Snowbound.

Most days I awaken at half past dark and spend those quiet minutes willing myself to stay in bed.  Quickly aware of the adrenaline coursing through my veins, I eschew the urge to bundle up and pound it all out on the pavement. That habit has taken its toll on my body.  These days I try to focus on the breath and being kind to myself.

Think in kindness.

Stop overthinking.

Worry about this day only.

Surrender needing answers and abide in the “what-ifs.”

In the pre dawn light I practice yoga. Practice breathing. Breathe.
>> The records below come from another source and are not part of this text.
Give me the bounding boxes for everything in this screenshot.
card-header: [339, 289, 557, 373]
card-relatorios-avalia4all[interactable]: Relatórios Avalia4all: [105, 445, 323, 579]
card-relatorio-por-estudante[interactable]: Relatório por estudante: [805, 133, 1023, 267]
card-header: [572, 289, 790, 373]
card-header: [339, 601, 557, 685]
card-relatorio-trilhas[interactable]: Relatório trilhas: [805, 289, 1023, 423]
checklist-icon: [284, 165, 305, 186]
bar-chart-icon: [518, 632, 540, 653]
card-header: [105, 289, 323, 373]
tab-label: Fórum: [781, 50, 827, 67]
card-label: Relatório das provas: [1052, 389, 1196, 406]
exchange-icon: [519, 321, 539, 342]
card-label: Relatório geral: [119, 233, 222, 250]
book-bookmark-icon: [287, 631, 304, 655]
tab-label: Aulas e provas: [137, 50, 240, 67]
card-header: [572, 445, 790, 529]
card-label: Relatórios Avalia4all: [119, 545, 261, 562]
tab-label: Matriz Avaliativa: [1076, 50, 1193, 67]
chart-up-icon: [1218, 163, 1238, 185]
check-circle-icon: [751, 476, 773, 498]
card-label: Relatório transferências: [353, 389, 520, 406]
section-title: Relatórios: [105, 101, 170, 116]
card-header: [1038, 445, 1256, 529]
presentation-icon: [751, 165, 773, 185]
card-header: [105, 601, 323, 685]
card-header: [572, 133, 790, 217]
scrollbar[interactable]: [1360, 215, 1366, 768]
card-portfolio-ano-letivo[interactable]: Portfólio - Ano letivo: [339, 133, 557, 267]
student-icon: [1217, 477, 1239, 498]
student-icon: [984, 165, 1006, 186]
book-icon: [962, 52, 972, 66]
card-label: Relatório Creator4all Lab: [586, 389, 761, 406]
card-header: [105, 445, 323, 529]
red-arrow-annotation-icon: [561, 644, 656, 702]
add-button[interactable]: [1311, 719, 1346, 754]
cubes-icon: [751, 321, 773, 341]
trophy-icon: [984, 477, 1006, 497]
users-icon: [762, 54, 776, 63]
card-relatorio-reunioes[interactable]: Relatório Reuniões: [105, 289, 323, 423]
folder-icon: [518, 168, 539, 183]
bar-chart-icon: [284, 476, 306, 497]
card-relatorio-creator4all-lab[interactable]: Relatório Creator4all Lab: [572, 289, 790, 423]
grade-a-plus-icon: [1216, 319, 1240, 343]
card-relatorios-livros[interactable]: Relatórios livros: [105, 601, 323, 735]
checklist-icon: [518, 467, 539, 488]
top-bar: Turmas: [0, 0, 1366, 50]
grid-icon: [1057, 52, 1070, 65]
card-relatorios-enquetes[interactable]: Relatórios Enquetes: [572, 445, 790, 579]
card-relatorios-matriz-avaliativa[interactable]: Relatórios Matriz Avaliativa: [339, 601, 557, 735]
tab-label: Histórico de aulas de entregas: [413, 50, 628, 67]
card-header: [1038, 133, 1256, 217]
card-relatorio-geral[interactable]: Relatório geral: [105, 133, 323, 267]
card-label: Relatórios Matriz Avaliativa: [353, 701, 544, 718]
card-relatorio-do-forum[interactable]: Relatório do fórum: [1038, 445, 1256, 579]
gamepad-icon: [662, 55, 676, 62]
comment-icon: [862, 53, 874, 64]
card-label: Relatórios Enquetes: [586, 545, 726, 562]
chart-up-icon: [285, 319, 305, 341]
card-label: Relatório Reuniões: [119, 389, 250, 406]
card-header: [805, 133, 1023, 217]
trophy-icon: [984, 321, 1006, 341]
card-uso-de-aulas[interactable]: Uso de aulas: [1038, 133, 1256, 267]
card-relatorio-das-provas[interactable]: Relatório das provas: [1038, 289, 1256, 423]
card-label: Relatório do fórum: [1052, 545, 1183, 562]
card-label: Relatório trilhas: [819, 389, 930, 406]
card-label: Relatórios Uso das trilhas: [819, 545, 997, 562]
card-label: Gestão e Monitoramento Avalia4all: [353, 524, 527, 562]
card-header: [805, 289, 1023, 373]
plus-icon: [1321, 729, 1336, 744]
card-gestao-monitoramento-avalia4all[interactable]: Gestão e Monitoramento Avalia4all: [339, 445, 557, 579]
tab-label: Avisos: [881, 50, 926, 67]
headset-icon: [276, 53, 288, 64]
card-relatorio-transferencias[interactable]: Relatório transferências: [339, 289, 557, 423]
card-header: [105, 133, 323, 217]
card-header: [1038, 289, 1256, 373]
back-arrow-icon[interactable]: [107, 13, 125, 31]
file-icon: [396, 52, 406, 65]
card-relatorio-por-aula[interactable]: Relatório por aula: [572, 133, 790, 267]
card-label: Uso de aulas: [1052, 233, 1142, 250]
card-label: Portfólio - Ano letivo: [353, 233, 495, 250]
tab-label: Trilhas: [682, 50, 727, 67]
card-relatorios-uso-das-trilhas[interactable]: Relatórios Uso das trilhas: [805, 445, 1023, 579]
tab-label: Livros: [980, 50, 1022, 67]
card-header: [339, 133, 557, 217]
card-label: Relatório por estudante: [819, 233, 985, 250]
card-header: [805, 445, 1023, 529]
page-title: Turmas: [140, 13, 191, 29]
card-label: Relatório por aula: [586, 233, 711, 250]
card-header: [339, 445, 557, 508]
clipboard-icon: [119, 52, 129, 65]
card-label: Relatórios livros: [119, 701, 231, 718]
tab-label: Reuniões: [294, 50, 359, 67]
Hours later, when I think I’ve come up with a checklist to make me feel in control of this life and these children, my nine year old pads downstairs, standing in my doorway announcing that we have a snow day.

My eleven and thirteen year old daughters yell down, asking if they can make blueberry and chocolate chip pancakes for breakfast.

My eight year old informs me that he will NOT be reading today . . . after all, he’s off for the day, as my fourteen year old soundly sleeps away yet another active morning.

So, we make pancakes. We break out a jigsaw puzzle, the “back of the basement” roller skates, Sudoku puzzles, and the music practice books. I search for the spaces in between to find moments of harmony to which I cling, and practice to let all the rest go . . . and it’s only 11 am.

I breathe, all the while incredulous that I  ever home schooled.